"I take a healthy interest when half the crew of one of my ships turns up looking like they just went eight rounds with a mountain lion." A dry laugh slipped through. "I don't think base medical knows what to do to fill the time anymore,without you there to break noses. Felix says they've almost had enough sleep this past month." Felix Marchant, Chief Medical Officer to the Battleship Missouri, was a minor celebrity in the ranks of the Navy. Rumor went that he'd personally treated half a platoon of Marines, while under fire, when a boarding action went awry.
"Never know with the brass." Even as a senior officer herself, Hartman still harbored an infantryman's distrust of high command. "I wouldn't hold your breath on a reply. It's hard enough getting things through from our side. Not sure they couldn't use some of that 'discipline' of yours." She shrugged and let the matter drop. It wasn't worth brooding over things beyond her control. Not that it had ever stopped her before.
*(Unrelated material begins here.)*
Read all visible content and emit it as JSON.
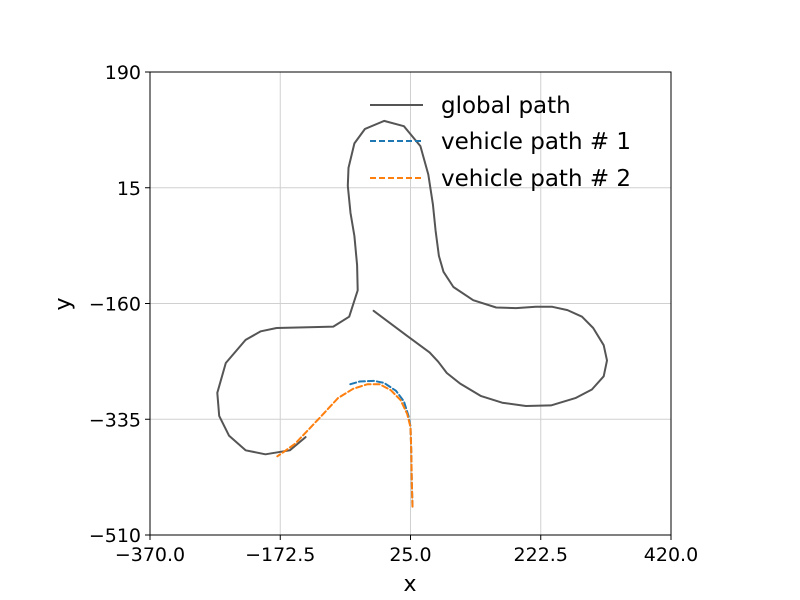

"Shame how Defmir went." Moping in a hospital bed was a poor end, no matter who you were. For a soldier who had spent her whole life in the profession of arms, it was almost insulting. "I ain't too sold on trash-talking, but if it's that or Fuchs, I'll go with Defmir every time." She balled a fist in exasperation. "The man's taken to operating on first name basis with everyone during operations. Hell, if he wants to call his secretary Betty or some other rubbish in the privacy of his own office, that's his business, but when he's prancing about shrugging off compliments and treating the flight deck like the O's club, it's a right pain for the rest of us. I can't go correcting an Ensign when the Admiral's doing it, can I?
Give him another month and it'll be 'Hey, Jane. When you've got a few, could you see about chasing down that destroyer, if it's not too much trouble.' You'd think he'd at least have efficiency covered. Heard the Rheinlanders were meant to be decent at that."